Pengantar
Kewajiban kaum Muslim agar mengontrol dan mengoreksi penguasa (muhâsabah al-hukkâm) menuntut adanya sebuah kekuatan politik yang mampu melakukan kewajiban tersebut secara aktif dan efektif, yaitu partai politik Islam. Salah satu fungsi parpol Islam adalah mengontrol dan mengoreksi penguasa (muhâsabah al-hukkâm). Dengan demikian, mendirikan parpol Islam adalah wajib bagi kaum Muslim, sebagaimana kaidah fikih menyatakan: “Mâ lâ yatimmu al-wâjibu illâ bihi fahuwa wajib (Suatu kewajiban yang tidak bisa terlaksana dengan sempurna kecuali dengan adanya sesuatu, maka mengadakan sesuatu itu hukumnya wajib).”
Telaah Kitab kali ini akan membahas Rancangan UUD (Masyrû’ Dustûr) Negara Islam pasal 21, yang berbunyi: “Kaum Muslim berhak mendirikan partai politik untuk muhâsabah al-hukkâm (mengontrol dan mengoreksi para penguasa), atau sebagai jenjang untuk menduduki kekuasaan pemerintahan melalui umat, dengan syarat: asasnya adalah akidah Islam dan hukum-hukum yang diadopsi adalah hukum-hukum syariah. Pendirian partai tidak memerlukan izin negara. Negara melarang setiap perkumpulan yang tidak berasaskan Islam.” (An-Nabhani, Muqaddimah ad-Dustûr, hlm. 103).
Pengertian Partai Politik
Partai (al-hizb), dalam kamus al-Muhîth, secara bahasa artinya tempat air (al-wird), kelompok (ath-thâ’ifah), senjata (as-silâh) dan kumpulan orang (jamâ’ah an-nâs). Menurut istilah, partai (al-hizb) adalah “sebuah kelompok (jamâ’ah) yang telah meyakini suatu ide (pemikiran atau gagasan), yang hendak diwujudkan di tengah-tengah masyarakat.” (Al-Ja’bah, Al-Ahzâb fi al-Islâm, hlm. 130).
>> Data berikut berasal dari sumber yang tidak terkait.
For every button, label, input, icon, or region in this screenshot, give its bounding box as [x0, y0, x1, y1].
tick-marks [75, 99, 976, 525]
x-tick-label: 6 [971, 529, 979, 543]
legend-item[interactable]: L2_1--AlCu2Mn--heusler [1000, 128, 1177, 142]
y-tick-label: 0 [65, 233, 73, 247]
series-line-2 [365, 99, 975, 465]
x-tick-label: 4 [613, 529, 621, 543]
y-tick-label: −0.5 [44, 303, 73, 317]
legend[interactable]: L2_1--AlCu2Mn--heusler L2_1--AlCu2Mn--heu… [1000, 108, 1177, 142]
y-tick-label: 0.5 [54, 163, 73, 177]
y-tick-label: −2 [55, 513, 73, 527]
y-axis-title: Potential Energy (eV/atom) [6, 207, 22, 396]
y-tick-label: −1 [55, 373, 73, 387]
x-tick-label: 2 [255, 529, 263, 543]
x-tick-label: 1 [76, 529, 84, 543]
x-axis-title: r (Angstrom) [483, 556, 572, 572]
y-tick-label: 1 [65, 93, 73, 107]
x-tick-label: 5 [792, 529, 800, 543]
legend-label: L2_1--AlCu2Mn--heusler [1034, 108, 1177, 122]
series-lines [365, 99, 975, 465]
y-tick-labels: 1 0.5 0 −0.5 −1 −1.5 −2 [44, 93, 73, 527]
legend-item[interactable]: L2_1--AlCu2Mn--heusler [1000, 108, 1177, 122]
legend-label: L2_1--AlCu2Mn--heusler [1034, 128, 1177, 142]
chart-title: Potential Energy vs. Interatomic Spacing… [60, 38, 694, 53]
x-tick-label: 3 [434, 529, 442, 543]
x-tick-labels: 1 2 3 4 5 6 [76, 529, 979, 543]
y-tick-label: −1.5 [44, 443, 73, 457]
Adapun terkait arti politik (as-siyâsah), secara bahasa disebutkan dalam kamus Al-Muhîth, bahwa as-siyâsah berasal dari kata: sâsa-yasûsu-siyâsat[an], yang artinya ar-ri’âyat[an] (pengurusan). Arti as-siyâsah (politik) dengan ar-ri’âyah (pengurusan) ini dikemukakan secara manis oleh Dr. Ibrahin Anis dalam Al-Mu’jam al-Wasith:
كَيْفَ تَكُونُ الرَّعِيَّةُ مَسُوْسَةً إِذَا كَانَ رَاعِيُهَا سُوْسَةً
Bagaimana rakyat akan terurusi (masûsah) jika pemimpinnya kanibal (sûsah).
Dengan kata lain, bagaimana domba-domba akan terpelihara jika pengembalanya adalah serigala.
Adapun menurut istilah, politik (as-siyâsah) bermakna pengaturan urusan umat (rakyat) di dalam dan luar negeri. Politik dilaksanakan oleh negara dan umat; negara secara langsung melakukan pengaturan ini secara praktis, sedangkan umat mengawasi negara dalam pengaturan tersebut (An-Nabhani, Mafâhîm Siyâsiyyah li Hizbit Tahrîr, hlm. 5).
Berdasarkan makna partai (al-hizb) dan politik (as-siyâsah) di atas, maka dapat disebutkan bahwa partai politik (al-hizb as-siyâsi) merupakan suatu kelompok di tengah-tengah rakyat yang menyakini berbagai tujuan politik dan ideologi yang sama, yang anggota-anggotanya terorganisasi, dengan tujuan meraih kekuasaan dan mewujudkan program-programnya (Al-Ja’bah, al-Ahzâb fi al-Islâm, hlm. 129). Dengan kata lain, partai politik (al-hizb as-siyâsiy) adalah kelompok yang berdiri di atas sebuah landasan ideologi yang diyakini oleh anggota-anggotanya, yang ingin mereka wujudkan di tengah masyarakat.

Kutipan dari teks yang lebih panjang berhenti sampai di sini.